Additionally, if you seek monetary compensation for your efforts, know your value. A wedding is the better part of a day in working hours and you’ll need the equivalent amount of hours to edit. Multiply this by the hourly rate you think you are worth and that’s your value.
Tip 3: Location Scouting
Now you have the first two tips resolved and are taking on the job. You need to know every facet of the battlefield to win the war!
Getting to know the location will reveal any obstacles or hazards, and any issues that you may encounter.
Every wedding event can be different, so you need to be prepared ahead of the wedding to know where the best places are to get the right shot. Where the light falls for the best shot.
Knowing this information beforehand means you spend less time figuring things out, and more time taking more shots.
Standing in the wrong position, figuring out the right settings while you have seconds to get the bride and groom walking up the aisle is not a situation you want to find yourself in.
Tip 4: Duplicate Everything
This should go without saying. If you have a camera with two memory card slots, have it write to both cards. One with .RAW and the other .JPEG.
If you have the funds or access, backup your equipment. Having a backup camera is better than having nothing if your camera fails. Same thing goes for memory cards.
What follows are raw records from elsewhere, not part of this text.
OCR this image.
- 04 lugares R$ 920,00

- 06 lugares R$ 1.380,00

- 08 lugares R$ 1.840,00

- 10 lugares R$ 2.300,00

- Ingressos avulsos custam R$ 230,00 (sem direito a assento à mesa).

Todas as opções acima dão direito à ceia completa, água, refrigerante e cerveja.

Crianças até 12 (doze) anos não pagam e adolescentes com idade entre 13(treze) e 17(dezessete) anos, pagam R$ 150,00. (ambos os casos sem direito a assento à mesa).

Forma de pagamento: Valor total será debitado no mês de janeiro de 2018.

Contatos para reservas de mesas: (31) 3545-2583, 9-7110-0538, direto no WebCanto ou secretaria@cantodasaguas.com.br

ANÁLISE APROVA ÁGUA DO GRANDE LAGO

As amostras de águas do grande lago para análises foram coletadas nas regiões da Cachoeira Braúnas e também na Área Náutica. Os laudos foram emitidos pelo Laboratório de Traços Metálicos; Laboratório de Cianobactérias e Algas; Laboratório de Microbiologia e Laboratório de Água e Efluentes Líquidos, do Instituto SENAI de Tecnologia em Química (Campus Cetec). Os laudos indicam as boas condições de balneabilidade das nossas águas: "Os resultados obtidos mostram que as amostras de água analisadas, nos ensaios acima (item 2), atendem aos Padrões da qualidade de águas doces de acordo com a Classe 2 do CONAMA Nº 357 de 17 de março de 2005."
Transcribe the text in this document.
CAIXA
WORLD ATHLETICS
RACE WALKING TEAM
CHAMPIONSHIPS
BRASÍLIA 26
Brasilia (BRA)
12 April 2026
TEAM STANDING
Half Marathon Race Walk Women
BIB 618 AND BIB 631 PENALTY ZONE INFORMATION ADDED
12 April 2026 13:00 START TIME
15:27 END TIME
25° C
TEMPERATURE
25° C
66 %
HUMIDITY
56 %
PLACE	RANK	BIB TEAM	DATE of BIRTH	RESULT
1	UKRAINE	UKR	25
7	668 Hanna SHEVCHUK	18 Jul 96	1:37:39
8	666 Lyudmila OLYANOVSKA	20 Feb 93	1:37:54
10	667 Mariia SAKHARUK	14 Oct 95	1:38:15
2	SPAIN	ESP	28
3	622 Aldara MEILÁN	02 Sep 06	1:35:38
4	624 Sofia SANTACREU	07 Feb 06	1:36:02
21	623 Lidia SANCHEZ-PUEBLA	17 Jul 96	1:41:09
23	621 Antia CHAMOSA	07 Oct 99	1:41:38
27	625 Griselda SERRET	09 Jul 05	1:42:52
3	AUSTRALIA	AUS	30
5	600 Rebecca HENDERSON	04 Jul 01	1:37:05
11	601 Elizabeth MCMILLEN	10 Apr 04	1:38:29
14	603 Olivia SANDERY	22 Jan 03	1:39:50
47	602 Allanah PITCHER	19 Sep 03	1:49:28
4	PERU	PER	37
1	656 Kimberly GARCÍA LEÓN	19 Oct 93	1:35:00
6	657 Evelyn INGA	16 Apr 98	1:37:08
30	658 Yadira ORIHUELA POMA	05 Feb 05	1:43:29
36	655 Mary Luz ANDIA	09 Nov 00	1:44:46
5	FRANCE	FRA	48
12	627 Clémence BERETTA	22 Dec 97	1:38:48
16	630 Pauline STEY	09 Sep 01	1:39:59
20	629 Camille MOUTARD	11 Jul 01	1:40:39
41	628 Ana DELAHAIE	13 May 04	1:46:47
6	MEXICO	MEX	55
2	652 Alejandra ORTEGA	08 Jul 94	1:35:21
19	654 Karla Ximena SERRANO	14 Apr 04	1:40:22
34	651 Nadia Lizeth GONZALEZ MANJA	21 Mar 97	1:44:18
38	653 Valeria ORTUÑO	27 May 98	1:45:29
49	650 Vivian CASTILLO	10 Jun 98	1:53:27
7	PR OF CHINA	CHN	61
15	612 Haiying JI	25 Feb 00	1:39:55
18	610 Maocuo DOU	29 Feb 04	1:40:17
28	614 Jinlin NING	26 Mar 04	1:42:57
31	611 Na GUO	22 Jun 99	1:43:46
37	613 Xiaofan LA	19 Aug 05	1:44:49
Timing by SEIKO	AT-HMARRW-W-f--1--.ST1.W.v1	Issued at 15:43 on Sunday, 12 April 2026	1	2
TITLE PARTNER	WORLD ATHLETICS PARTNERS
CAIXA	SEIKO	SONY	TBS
Have as many as financially feasible.
Tip 4: Know the Plan
Make sure you are kept in the loop, the couple can send you an itinerary for what the schedule of events are, so you know when all the important moments will take place: when the bride walks down the aisle, when the confetti is thrown, to later in the evening, when the cake is cut.
You also need to know where the important people will be. Obviously the bride and groom, but the vicar, the best man, the maid of honor. All of you will be working together during the wedding, especially when the itinerary changes.
Tip 5: Take Charge
One interesting thing that I realised on my first job was you need to take charge of situations.
Mostly a wedding photographer is out of sight capturing the moments, but when it comes to couple and group shots, you need to find your voice to command the situation.
Most people don’t know how to pose, or how to stand; you need to be able to tell them, direct them, and show them what you need to get the best shot.
Don’t forget to listen. The couple and their guests may suggest poses or backgrounds to shoot, this should be encouraged.
And don’t be afraid to boss people about. Children and the older guests will have little patience during group shots. Keeping your composure is key. Speak up and strongly assert your authority.
It’s a big event for the couple, the best day of their lives, and your monumental task is to capture that, especially as a first time photographer.
So remember to take a moment to breathe and compose yourself. You have the skills and tools to do the best job, and you can do it!
During my first wedding, as the wedding unfolded I realised it wasn’t as hard as I thought it was going to be.
There were a few hiccups that challenged me, but I was in my element. There was a moment I realised I knew I could do this, and once I had that realisation I could enjoy the rest of the wedding day with the wedding couple and their guests.